Deceived activist Kate Wilson wins tribunal against Met Police
An activist who was deceived into a relationship with an undercover police officer has won a tribunal case for breaches of her human rights.
Kate Wilson met Mark Kennedy while he was posing as an environmental campaigner in Nottingham in 2003.
It later emerged Mr Kennedy had sexual relationships with as many as 10 other women during his deployment.
The tribunal said the case revealed "disturbing and lamentable failings at the most fundamental levels".
Earlier this year the Investigatory Powers Tribunal (IPT) at the Royal Courts of Justice heard Mr Kennedy had been sent to infiltrate the Sumac Centre in Nottingham in 2003.
Shortly after arriving Mr Kennedy, calling himself Mark Stone, started a relationship with Ms Wilson which lasted for two years before an amicable split when she moved to Spain.
In 2010, she learned his real name and that he was actually a married police officer.
Unlawful discrimination
Ms Wilson's legal action against the Met and the National Police Chiefs Council (NPCC) cited breaches of her right to freedom from inhuman and degrading treatment, her right to privacy and right to freedom of expression.
The Met and NPCC accepted Mr Kennedy's actions amounted to a breach of those rights but had denied other officers, apart from Mr Kennedy and his cover officer, knew or suspected that Ms Wilson was in a sexual relationship with the officer.
However, Ms Wilson argued there was "widespread indifference, or express or tacit encouragement" for undercover officers to begin intimate relationships while they were deployed.
In a ruling, the IPT found the Met's claims that undercover officers (UCOs) knew sexual relationships were banned were "materially undermined by the sheer frequency with which [Kennedy] (and other UCOs) did conduct sexual relationships without either questions being asked or action being taken by senior officers".
"We are driven to the conclusion that either senior officers were quite extraordinarily naive, totally unquestioning or chose to turn a blind eye to conduct which was, certainly in the case of [Kennedy], useful to the operation," the tribunal added.
The IPT also found the Met and NPCC's failure to guard against the risk of UCOs entering into sexual relationships with women amounted to unlawful discrimination against women.
The tribunal concluded: "This is not just a case about a renegade police officer who took advantage of his undercover deployment to indulge his sexual proclivities, serious though this aspect of the case unquestionably is.

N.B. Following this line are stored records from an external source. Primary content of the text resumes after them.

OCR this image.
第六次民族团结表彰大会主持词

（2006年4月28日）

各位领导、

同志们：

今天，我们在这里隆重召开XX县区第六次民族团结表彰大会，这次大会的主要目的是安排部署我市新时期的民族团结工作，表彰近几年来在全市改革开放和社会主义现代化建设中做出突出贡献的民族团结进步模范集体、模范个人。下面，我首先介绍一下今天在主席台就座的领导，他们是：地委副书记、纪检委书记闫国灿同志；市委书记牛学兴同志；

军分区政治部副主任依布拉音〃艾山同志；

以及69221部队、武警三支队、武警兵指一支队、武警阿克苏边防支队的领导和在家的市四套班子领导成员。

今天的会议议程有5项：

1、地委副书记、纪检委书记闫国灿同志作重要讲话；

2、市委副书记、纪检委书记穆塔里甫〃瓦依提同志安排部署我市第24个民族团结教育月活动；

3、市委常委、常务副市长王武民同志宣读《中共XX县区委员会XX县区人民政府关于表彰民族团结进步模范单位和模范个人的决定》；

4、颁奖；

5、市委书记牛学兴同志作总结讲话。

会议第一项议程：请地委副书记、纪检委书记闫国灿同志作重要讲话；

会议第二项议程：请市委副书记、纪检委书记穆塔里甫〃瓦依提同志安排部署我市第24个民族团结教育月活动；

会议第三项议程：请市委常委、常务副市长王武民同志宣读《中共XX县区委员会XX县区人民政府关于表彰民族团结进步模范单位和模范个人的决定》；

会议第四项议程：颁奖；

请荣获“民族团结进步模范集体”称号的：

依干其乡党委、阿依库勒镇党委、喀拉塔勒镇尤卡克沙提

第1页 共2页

"Our findings that the authorisations under [the Regulation of Investigatory Powers Act 2000] were fatally flawed and the undercover operation could not be justified as 'necessary in a democratic society' ... reveal disturbing and lamentable failings at the most fundamental levels."
'Abuse of power'
In a statement, Ms Wilson said: "The events in my case happened years ago, however the failure of the police to protect women from sexual predators within their own ranks, and police attempts to criminalise protesters, are both still very live issues today.
"We need to tackle the misogyny and institutional sexism of the police, and there needs to be a fundamental rethink of the powers they are given for the policing of demonstrations and the surveillance of those who take part."

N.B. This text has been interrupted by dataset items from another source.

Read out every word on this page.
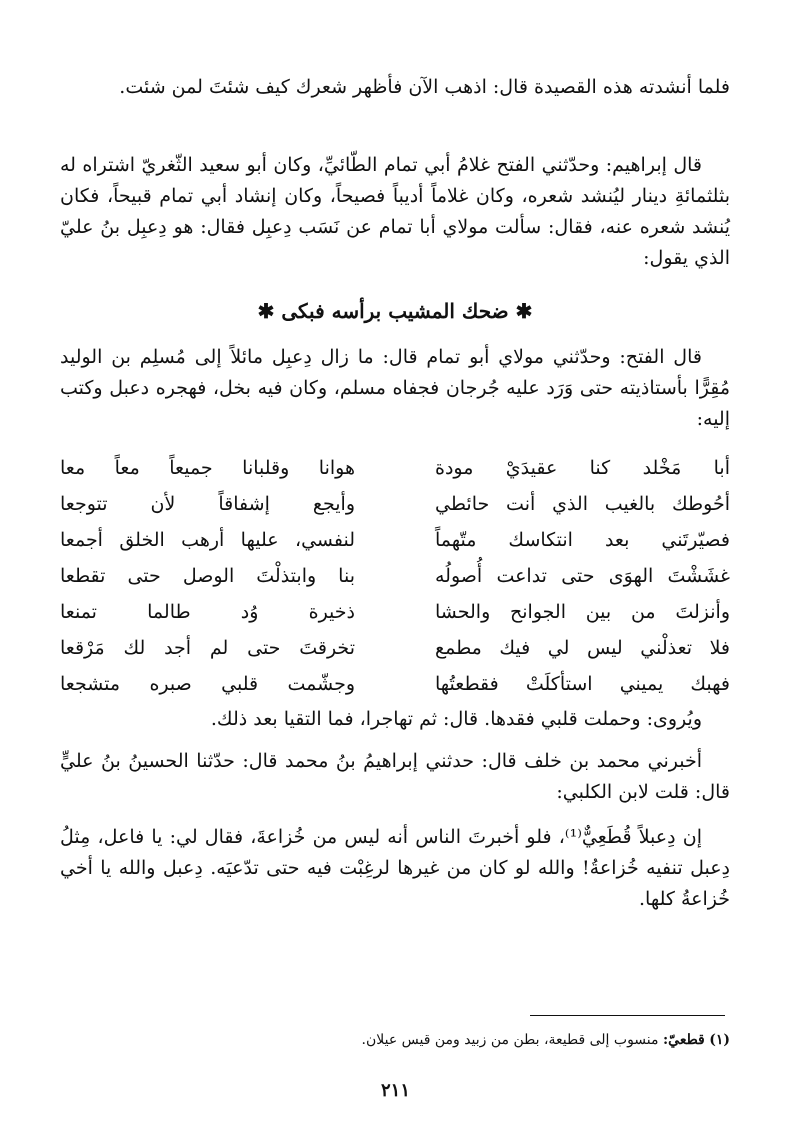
فلما أنشدته هذه القصيدة قال: اذهب الآن فأظهر شعرك كيف شئتَ لمن شئت.
قال إبراهيم: وحدّثني الفتح غلامُ أبي تمام الطّائيِّ، وكان أبو سعيد الثّغريّ اشتراه له بثلثمائةِ دينار ليُنشد شعره، وكان غلاماً أديباً فصيحاً، وكان إنشاد أبي تمام قبيحاً، فكان يُنشد شعره عنه، فقال: سألت مولاي أبا تمام عن نَسَب دِعبِل فقال: هو دِعبِل بنُ عليّ الذي يقول:
✱ ضحك المشيب برأسه فبكى ✱
قال الفتح: وحدّثني مولاي أبو تمام قال: ما زال دِعبِل مائلاً إلى مُسلِم بن الوليد مُقِرًّا بأستاذيته حتى وَرَد عليه جُرجان فجفاه مسلم، وكان فيه بخل، فهجره دعبل وكتب إليه:
أبا مَخْلد كنا عقيدَيْ مودة
هوانا وقلبانا جميعاً معاً معا
أحُوطك بالغيب الذي أنت حائطي
وأيجع إشفاقاً لأن تتوجعا
فصيّرتَني بعد انتكاسك متّهماً
لنفسي، عليها أرهب الخلق أجمعا
غشَشْتَ الهوَى حتى تداعت أُصولُه
بنا وابتذلْتَ الوصل حتى تقطعا
وأنزلتَ من بين الجوانح والحشا
ذخيرة وُد طالما تمنعا
فلا تعذلْني ليس لي فيك مطمع
تخرقتَ حتى لم أجد لك مَرْقعا
فهبك يميني استأكلَتْ فقطعتُها
وجشّمت قلبي صبره متشجعا
ويُروى: وحملت قلبي فقدها. قال: ثم تهاجرا، فما التقيا بعد ذلك.
أخبرني محمد بن خلف قال: حدثني إبراهيمُ بنُ محمد قال: حدّثنا الحسينُ بنُ عليٍّ قال: قلت لابن الكلبي:
إن دِعبلاً قُطَعِيٌّ⁽¹⁾، فلو أخبرتَ الناس أنه ليس من خُزاعةَ، فقال لي: يا فاعل، مِثلُ دِعبل تنفيه خُزاعةُ! والله لو كان من غيرها لرغِبْت فيه حتى تدّعيَه. دِعبل والله يا أخي خُزاعةُ كلها.
(١) قطعيّ: منسوب إلى قطيعة، بطن من زبيد ومن قيس عيلان.
٢١١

A statement from the Met and NPCC said: "We accept and recognise the gravity of all of the breaches of Ms Wilson's human rights as found by the tribunal, and the Met and NPCC unreservedly apologise to Ms Wilson for the damage caused, and the hurt she has suffered from the deployment of these undercover officers."
It said the force reiterate previous apologies made to Ms Wilson in 2015 and 2017, adding: "As those apologies made clear, the Met and NPCC acknowledge that the sexual relationship was wrong, it was an abuse of police power and violated Ms Wilson's human rights.
"It caused Ms Wilson significant trauma, and demonstrated failures in the way Kennedy was supervised and managed."
The statement added the Met accepted the panel's findings and "are carefully considering the detail of the judgment to see whether any further learning can be taken to add to the changes already implemented since 2010, to the training, supervision and legal oversight of UCOs".